When Wes Welker left New England for Denver, Tom Brady still had Rob Gronkowski and Aaron Hernandez on the offensive side with him. But as far as true receivers, the cupboard was a little bare.
But unlike 2006, when the Patriots traded Brady favorite Deion Branch and left him with the sad-sack group of Reche Caldwell, Jabar Gaffney, Chad Jackson, Doug Gabriel, and a past-his-prime Troy Brown, this time they’re making a better effort to restock the position.
Following Wednesday’s signing of Danny Amendola, on Friday the team added the Bills’ Donald Jones, and also hosted Emmanuel Sanders, a restricted free agent with the Steelers.
In a conference call with media, Amendola said his relationship with New England offensive coordinator Josh McDaniels, who held the same position in St. Louis in 2011, was a big selling point.
“Playing for Josh for one year gave me the opportunity to learn his offense and kind of figure out what I could do within the offense, what really excited me,” Amendola said. “I loved playing for him even though I went down in the first game that year [a dislocated elbow that would put him on injured reserve] and I didn’t get much after that first game.
“Just the familiarity I had already with the offense and what I feel like I can bring to the table, that’s what excites me the most.”
The 27-year-old was asked about comparisons with Welker, which have followed him for years: both had successful careers at Texas Tech, both went undrafted, and both needed more than one chance before sticking on an NFL roster; Welker was cut by San Diego before finding success in Miami, and Amendola was with the Eagles and Cowboys before finding a spot with the Rams.

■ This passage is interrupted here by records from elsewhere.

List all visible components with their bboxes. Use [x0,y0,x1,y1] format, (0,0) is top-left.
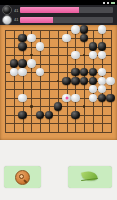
grid-line [5,123,112,124]
black-stone [80,68,88,76]
white-progress-bar [20,17,114,23]
white-stone [10,68,18,76]
white-stone [27,59,35,67]
player-panel: 41 41 [0,5,117,25]
white-stone [27,34,35,42]
magnifier-icon [15,170,30,185]
black-stone [62,77,70,85]
white-stone [89,94,97,102]
black-stone [45,111,53,119]
white-stone [98,68,106,76]
black-stone [18,59,26,67]
notification-dot-icon [103,2,105,4]
black-stone [54,102,62,110]
white-stone [18,94,26,102]
go-board[interactable] [0,25,117,140]
black-stone [80,77,88,85]
black-stone [71,111,79,119]
white-stone [106,77,114,85]
white-stone [98,51,106,59]
star-point [30,54,32,56]
white-stone [62,94,70,102]
black-stone-avatar [2,5,12,15]
white-stone [62,34,70,42]
white-stone [98,25,106,33]
white-stone [89,51,97,59]
white-stone [98,77,106,85]
star-point [30,105,32,107]
white-stone [98,85,106,93]
black-stone [80,25,88,33]
black-stone [71,68,79,76]
black-stone [98,94,106,102]
white-stone [71,25,79,33]
black-stone [89,42,97,50]
bottom-toolbar [0,140,117,200]
white-stone [18,68,26,76]
white-stone [89,85,97,93]
white-stone [71,51,79,59]
leaf-icon [80,170,100,184]
white-stone [36,42,44,50]
black-stone [106,94,114,102]
black-stone [18,34,26,42]
signal-icon [107,2,109,4]
white-stone [36,68,44,76]
black-stone [80,34,88,42]
pass-button[interactable] [68,166,112,188]
black-stone [71,77,79,85]
star-point [57,80,59,82]
white-stone-avatar [2,15,12,25]
black-player-label: 41 [14,8,17,12]
black-stone [18,111,26,119]
black-stone [89,68,97,76]
hint-button[interactable] [4,166,41,188]
last-move-marker [65,96,68,99]
black-player-row: 41 [0,6,117,15]
black-stone [10,59,18,67]
white-player-row: 41 [0,15,117,24]
grid-line [5,132,112,133]
white-stone [71,94,79,102]
white-progress-fill [20,17,54,23]
white-player-label: 41 [14,18,17,22]
black-stone [89,77,97,85]
black-stone [98,42,106,50]
black-stone [36,111,44,119]
battery-icon [111,2,115,4]
black-progress-fill [20,7,80,13]
black-progress-bar [20,7,114,13]
black-stone [18,42,26,50]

“All those comparisons to Wes, I’ve been hearing it for a long time,’’ he said. “We went to the same college and I’ve been watching him play for a long time. He’s a great player, he’s been to a lot of Pro Bowls, and he’s done a lot of great things to help the Patriots win.
“One of my main goals is to fulfill my role and try to do what I can to help the Patriots win as well.”
Amendola’s contract with the Patriots is for five years and $31 million, with $10 million guaranteed; $6 million of that is a signing bonus. His base salary for the coming season is $2 million. That number is set to go up $1 million per year for the life of the contract.
Jones, 25, is heading into his fourth season, and was set to be a restricted free agent. But the Bills did not offer him a tender, making him available.
Listed at 6 feet, 208 pounds, Jones is versatile, able to line up just about anywhere. Last year, he caught 41 passes for 443 yards and four touchdowns for Buffalo.
In two games against the Patriots, he had eight receptions for 164 yards and two touchdowns, including a 68-yard reception in Week 4. In 2011, Jones had five catches for 101 yards in Buffalo’s 34-31 win over New England.
So despite injury concerns — he missed time in ’11 with an ankle injury, had a calf issue last season, and finished 2012 on injured reserve due to an unspecified illness — signing Jones may be another Bill Belichick “if you can’t cover him, sign him” move, in the mold of Welker years ago.
Getting Jones on board may influence whether the Patriots keep Brandon Lloyd; there is a Saturday deadline for New England to decide whether it wants to pick up a $3 million option bonus for the wide receiver who caught 74 balls for 911 yards and four TDs in 2012.
ESPN reported Friday that the Patriots were trying to restructure Lloyd’s contract.
Sanders, another young (he’ll be 26 on Sunday), versatile and speedy receiver, if he were to remain with the Steelers, would likely step into the starting role that’s come open since Mike Wallace signed with Miami.
However, he was only tendered at the original-round level by the Steelers, meaning that if another team were to offer Sanders a contract, Pittsburgh would have the right to match it or receive a third-round draft pick in return, since Sanders was drafted in that round in 2010.
Playing in all 16 games last year (seven starts), the Southern Methodist product had 44 catches for 626 yards (14.2 yards per reception), though just one touchdown.
Pittsburgh is in a difficult cap situation, so depending on the contract the Patriots offered — if they were to offer one — it could be difficult for the team to match, particularly if it were front loaded. If he stays with the Steelers, Sanders’s 2013 salary will be $1.33 million.
It is possible, however, for the two sides to work out a trade, as New England did with Miami in 2007 to get Welker.